Lawrence school district to compile, share data gathered from conversation on public safety

photo by: Ashley Hocking

Community members pack the Lawrence High School cafeteria for the community conversation about public safety on Thursday, Feb. 21, 2019.

Lawrence school district staff will be compiling a lot of data in the coming days and weeks in hopes of starting to form solutions to safety issues in schools.

In the wake of several weapon- and threat-related incidents at Lawrence schools over the past couple of weeks, district administrators held a community conversation on public safety that drew hundreds of parents, teachers, students and community members to the Lawrence High School cafeteria on Thursday evening.

The audience first heard from school board president Jessica Beeson, Superintendent Anthony Lewis and Deb Boatright, who helped launch the Douglas County chapter of the Be SMART campaign, which aims to reduce child gun deaths.

photo by: Ashley Hocking

Lawrence Public Schools Superintendent Anthony Lewis speaks to the audience at the community conversation about public safety on Thursday, Feb. 21, 2019 at Lawrence High School.

After the presentations, Lewis asked attendees to consider four questions in small groups and write their answers on large sheets of paper. The district asked what the community does well in providing for the safety and security of Lawrence children, what gaps exist, what additional supports and resources could help strengthen safety, and what additional information attendees would like to share, such as research they’ve read.

“Schools can’t do it alone,” Lewis told the crowd. “And if we dare think that we can close our doors and do the work that needs to be done without students, if we think that we can dare close our doors and ensure that we’re safe without involving the community, we are sadly mistaken.”

He also pointed out a few security measures that are in place and that ensure that “the adults running around the building are the adults that are supposed to be here”: ALICE active shooter training for staff, lockdown drills, school resource officers at the high schools, secured main entrances and staff ID badges.

But he said there’s still work to be done for students, “our most precious commodities.”

photo by: Ashley Hocking

Mike Amyx, a Democratic representative of the 45th District of Kansas, engages in discussion at the community conversation about public safety on Thursday, Feb. 21, 2019 at Lawrence High School. Amyx is a former Lawrence mayor and city commissioner.

Lewis reiterated several points that he shared with the Journal-World in an interview on Wednesday. He wants to ensure that all district students have an adult in their school that they can trust and connect with.

He also encouraged parents to both put down and pick up their phones — take time at dinner to put the phones down and actually talk, but also monitor kids’ social media accounts. If a kid posts something on social media that says “I hate LHS,” for instance, that’s a warning sign, and an opportunity to talk to them about what’s going wrong, Lewis said.

“All teenagers tend to put their emotions of what they’re going through on social media,” Lewis said. “… They’re posting their food that they’re about to eat, right?
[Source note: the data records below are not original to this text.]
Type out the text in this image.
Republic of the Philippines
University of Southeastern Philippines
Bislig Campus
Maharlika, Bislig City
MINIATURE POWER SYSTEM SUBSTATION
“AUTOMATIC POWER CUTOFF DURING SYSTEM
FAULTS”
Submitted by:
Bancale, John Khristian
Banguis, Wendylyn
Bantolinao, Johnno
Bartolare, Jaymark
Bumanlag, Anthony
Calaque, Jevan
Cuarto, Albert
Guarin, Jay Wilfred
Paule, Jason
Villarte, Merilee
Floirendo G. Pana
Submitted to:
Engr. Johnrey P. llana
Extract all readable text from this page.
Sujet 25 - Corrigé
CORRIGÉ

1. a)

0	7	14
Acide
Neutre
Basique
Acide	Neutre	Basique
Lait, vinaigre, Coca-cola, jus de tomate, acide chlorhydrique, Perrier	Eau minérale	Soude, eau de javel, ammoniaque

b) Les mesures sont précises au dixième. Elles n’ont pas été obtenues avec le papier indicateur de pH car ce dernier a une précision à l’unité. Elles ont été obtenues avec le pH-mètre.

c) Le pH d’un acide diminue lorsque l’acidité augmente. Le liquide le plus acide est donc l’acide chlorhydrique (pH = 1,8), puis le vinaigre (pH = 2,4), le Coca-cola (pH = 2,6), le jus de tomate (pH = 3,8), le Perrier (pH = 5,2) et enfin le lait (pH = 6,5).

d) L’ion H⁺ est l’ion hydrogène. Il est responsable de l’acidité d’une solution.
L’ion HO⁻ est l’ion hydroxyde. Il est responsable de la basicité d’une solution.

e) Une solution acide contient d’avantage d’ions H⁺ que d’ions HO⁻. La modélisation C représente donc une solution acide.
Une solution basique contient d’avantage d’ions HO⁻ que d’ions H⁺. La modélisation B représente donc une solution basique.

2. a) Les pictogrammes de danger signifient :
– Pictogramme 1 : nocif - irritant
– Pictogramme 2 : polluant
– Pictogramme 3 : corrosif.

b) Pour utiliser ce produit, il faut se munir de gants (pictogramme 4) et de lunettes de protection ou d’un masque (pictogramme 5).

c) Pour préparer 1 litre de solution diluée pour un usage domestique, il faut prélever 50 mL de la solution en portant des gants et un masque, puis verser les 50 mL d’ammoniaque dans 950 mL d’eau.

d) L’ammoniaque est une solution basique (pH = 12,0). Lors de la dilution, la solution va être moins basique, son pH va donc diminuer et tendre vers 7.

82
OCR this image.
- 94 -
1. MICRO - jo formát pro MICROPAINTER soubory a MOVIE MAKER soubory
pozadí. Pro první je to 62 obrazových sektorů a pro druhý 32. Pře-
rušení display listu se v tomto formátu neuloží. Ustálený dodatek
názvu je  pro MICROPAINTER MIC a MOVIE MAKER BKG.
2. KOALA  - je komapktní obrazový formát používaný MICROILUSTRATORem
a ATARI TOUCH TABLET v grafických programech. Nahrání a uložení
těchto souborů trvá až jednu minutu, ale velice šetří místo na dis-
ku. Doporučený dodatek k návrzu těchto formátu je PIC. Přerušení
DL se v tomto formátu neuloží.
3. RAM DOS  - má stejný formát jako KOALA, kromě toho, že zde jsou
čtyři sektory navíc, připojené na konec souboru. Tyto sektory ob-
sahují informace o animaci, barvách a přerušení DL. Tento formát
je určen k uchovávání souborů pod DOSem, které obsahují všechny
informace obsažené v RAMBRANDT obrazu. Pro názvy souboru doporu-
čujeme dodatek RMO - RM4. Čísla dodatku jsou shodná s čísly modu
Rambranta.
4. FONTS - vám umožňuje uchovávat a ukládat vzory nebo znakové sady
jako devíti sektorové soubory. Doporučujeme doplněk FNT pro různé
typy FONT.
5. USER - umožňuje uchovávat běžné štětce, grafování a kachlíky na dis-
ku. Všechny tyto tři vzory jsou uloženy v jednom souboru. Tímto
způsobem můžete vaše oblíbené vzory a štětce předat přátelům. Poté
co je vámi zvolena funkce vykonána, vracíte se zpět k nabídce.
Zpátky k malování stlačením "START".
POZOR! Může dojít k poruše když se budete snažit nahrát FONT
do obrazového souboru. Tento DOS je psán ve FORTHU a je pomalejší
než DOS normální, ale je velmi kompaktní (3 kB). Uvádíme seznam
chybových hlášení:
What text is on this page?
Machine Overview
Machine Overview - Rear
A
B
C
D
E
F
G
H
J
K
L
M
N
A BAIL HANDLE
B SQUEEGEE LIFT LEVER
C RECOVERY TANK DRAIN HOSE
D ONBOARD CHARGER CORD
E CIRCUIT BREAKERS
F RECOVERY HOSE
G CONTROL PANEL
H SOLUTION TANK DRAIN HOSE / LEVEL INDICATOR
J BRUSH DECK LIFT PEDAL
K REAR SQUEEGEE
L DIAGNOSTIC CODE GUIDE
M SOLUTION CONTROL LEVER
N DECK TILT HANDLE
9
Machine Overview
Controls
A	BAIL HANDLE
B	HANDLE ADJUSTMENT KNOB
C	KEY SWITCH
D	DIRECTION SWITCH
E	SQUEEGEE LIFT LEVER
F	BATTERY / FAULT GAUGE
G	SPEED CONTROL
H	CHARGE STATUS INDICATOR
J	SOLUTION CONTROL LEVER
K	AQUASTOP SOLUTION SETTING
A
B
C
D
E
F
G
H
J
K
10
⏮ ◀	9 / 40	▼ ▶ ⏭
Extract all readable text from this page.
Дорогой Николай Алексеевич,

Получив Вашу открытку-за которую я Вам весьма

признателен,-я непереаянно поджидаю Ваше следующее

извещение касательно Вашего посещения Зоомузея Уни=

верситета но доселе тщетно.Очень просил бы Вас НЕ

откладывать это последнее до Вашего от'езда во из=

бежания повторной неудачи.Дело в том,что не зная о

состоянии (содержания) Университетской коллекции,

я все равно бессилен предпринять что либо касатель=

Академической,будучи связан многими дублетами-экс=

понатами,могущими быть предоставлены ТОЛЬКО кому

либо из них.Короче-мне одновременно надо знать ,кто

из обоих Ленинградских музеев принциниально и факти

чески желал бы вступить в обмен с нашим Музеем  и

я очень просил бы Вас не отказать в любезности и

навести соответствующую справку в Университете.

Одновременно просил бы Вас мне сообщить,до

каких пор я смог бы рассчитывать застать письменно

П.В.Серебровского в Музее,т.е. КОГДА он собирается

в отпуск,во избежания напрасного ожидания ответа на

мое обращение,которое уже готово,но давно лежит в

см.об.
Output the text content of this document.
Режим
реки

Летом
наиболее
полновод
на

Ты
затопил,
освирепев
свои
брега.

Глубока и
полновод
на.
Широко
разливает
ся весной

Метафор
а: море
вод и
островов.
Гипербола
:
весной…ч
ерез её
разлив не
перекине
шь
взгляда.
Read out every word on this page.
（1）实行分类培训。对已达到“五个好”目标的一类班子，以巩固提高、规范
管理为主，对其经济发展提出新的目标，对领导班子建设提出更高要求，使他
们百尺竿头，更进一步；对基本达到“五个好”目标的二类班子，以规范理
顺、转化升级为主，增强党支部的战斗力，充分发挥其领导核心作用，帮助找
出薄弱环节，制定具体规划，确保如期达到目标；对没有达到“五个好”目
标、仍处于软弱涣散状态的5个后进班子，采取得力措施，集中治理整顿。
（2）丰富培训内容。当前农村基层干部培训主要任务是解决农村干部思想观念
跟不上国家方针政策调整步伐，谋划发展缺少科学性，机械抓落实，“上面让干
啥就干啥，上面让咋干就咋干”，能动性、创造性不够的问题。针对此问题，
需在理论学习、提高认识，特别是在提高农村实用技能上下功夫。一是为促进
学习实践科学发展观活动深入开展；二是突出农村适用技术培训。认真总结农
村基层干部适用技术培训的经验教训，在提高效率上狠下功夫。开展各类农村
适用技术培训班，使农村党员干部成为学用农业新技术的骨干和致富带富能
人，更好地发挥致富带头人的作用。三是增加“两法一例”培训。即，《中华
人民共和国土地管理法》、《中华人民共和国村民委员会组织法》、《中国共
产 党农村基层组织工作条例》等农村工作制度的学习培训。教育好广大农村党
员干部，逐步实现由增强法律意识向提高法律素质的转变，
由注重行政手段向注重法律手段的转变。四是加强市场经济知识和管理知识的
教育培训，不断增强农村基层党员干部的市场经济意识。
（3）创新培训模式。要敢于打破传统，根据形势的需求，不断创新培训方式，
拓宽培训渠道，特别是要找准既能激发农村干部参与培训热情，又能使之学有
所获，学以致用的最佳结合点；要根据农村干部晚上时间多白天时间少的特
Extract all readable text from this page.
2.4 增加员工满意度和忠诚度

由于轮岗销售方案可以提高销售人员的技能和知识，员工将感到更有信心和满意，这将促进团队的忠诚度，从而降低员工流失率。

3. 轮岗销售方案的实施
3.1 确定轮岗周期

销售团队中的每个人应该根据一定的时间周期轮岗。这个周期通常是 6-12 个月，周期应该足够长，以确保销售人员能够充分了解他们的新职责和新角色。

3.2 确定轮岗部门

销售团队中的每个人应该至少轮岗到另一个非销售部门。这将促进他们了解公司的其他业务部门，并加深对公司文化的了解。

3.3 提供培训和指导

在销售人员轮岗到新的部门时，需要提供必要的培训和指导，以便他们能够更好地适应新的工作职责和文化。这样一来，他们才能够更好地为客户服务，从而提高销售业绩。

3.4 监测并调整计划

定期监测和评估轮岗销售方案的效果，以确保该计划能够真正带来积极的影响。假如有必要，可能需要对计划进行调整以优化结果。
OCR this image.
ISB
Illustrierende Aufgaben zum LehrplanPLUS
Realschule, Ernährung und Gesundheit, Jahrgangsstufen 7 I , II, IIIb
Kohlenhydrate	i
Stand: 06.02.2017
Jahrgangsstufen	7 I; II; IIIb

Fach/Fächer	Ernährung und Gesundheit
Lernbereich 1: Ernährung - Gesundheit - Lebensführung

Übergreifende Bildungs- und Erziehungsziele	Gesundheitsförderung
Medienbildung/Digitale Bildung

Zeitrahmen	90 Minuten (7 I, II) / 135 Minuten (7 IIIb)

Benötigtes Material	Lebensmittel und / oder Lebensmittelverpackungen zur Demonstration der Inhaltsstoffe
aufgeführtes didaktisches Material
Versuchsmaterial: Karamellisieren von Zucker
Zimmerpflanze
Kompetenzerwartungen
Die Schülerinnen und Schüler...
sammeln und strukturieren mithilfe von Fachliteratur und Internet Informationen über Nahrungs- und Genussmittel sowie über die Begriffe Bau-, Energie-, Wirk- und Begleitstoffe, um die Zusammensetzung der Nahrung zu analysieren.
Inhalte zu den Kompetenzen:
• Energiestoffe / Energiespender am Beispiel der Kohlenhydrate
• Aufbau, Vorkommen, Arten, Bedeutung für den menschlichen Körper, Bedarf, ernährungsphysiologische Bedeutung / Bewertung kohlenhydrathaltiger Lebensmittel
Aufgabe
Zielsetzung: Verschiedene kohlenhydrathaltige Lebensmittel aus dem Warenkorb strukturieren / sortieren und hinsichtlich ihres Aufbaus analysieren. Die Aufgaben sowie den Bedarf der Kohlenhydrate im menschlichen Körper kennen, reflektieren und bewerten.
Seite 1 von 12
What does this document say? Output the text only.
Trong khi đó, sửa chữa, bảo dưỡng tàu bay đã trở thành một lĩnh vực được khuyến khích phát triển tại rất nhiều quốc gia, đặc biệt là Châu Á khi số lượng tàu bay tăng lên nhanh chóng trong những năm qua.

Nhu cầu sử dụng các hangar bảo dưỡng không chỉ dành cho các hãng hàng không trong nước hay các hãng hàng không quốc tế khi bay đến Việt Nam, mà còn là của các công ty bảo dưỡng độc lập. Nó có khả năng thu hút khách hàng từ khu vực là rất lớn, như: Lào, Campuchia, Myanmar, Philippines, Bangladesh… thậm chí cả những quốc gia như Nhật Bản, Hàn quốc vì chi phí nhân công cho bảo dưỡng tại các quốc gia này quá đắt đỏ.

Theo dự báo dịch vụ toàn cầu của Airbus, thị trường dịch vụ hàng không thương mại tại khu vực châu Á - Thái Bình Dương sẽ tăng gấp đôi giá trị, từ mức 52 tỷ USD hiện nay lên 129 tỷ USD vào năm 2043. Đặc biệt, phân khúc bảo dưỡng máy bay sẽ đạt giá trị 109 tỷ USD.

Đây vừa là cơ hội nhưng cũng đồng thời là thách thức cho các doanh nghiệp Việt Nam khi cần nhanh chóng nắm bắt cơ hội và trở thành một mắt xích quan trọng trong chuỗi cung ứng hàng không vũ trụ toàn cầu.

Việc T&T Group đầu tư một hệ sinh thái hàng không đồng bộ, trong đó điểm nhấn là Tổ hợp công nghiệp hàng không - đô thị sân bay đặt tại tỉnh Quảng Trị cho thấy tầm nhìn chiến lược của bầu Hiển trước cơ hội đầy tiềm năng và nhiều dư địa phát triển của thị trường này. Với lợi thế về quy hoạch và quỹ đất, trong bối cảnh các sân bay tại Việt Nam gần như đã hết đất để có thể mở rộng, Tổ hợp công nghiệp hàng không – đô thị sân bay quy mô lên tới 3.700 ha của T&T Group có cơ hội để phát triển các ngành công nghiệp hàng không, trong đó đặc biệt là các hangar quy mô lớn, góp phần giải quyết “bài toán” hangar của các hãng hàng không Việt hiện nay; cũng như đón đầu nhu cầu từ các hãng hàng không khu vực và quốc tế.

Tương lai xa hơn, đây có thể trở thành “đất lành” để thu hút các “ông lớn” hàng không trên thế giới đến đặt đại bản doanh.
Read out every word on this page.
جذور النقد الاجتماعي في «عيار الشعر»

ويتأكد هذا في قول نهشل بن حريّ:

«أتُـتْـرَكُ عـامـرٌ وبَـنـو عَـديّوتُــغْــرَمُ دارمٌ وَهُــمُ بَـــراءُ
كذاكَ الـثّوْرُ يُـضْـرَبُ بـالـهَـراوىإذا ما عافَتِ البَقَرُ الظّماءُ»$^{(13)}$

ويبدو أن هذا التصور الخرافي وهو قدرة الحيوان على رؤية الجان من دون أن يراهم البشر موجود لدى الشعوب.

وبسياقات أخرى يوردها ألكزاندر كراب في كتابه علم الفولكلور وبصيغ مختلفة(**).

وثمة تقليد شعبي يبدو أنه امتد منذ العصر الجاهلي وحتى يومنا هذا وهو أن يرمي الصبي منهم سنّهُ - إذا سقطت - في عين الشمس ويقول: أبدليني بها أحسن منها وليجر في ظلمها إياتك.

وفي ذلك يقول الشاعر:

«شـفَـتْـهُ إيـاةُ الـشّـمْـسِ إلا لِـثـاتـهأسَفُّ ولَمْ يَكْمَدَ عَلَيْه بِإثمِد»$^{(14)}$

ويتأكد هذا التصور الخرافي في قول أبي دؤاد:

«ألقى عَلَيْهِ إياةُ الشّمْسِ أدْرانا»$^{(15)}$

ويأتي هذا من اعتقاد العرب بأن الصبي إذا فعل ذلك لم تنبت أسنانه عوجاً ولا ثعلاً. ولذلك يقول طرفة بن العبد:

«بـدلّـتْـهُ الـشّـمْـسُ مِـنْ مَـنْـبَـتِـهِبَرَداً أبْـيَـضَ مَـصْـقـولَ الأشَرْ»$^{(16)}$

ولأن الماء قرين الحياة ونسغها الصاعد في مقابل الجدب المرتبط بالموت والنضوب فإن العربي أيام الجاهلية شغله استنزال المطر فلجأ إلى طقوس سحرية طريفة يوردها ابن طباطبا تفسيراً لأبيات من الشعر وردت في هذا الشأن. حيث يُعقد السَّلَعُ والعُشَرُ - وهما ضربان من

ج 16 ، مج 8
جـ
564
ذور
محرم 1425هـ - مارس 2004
But they’re also posting exactly how they’re feeling.”

Boatright gave a brief explanation of how to “Be SMART”: Secure guns in homes and vehicles, model responsible behavior, ask about unsecured guns in other homes, recognize the role of guns in suicide and tell peers to follow the same guidelines. She noted that securing guns means they’re locked, unloaded and stored separately from ammunition.

photo by: Ashley Hocking

Deb Boatright speaks about the Be SMART program, which aims to reduce child gun deaths, at the community conversation about public safety on Thursday, Feb. 21, 2019 at Lawrence High School.

Several attendees who spoke with the Journal-World largely said the meeting was a good first step, and a good start to work toward solutions.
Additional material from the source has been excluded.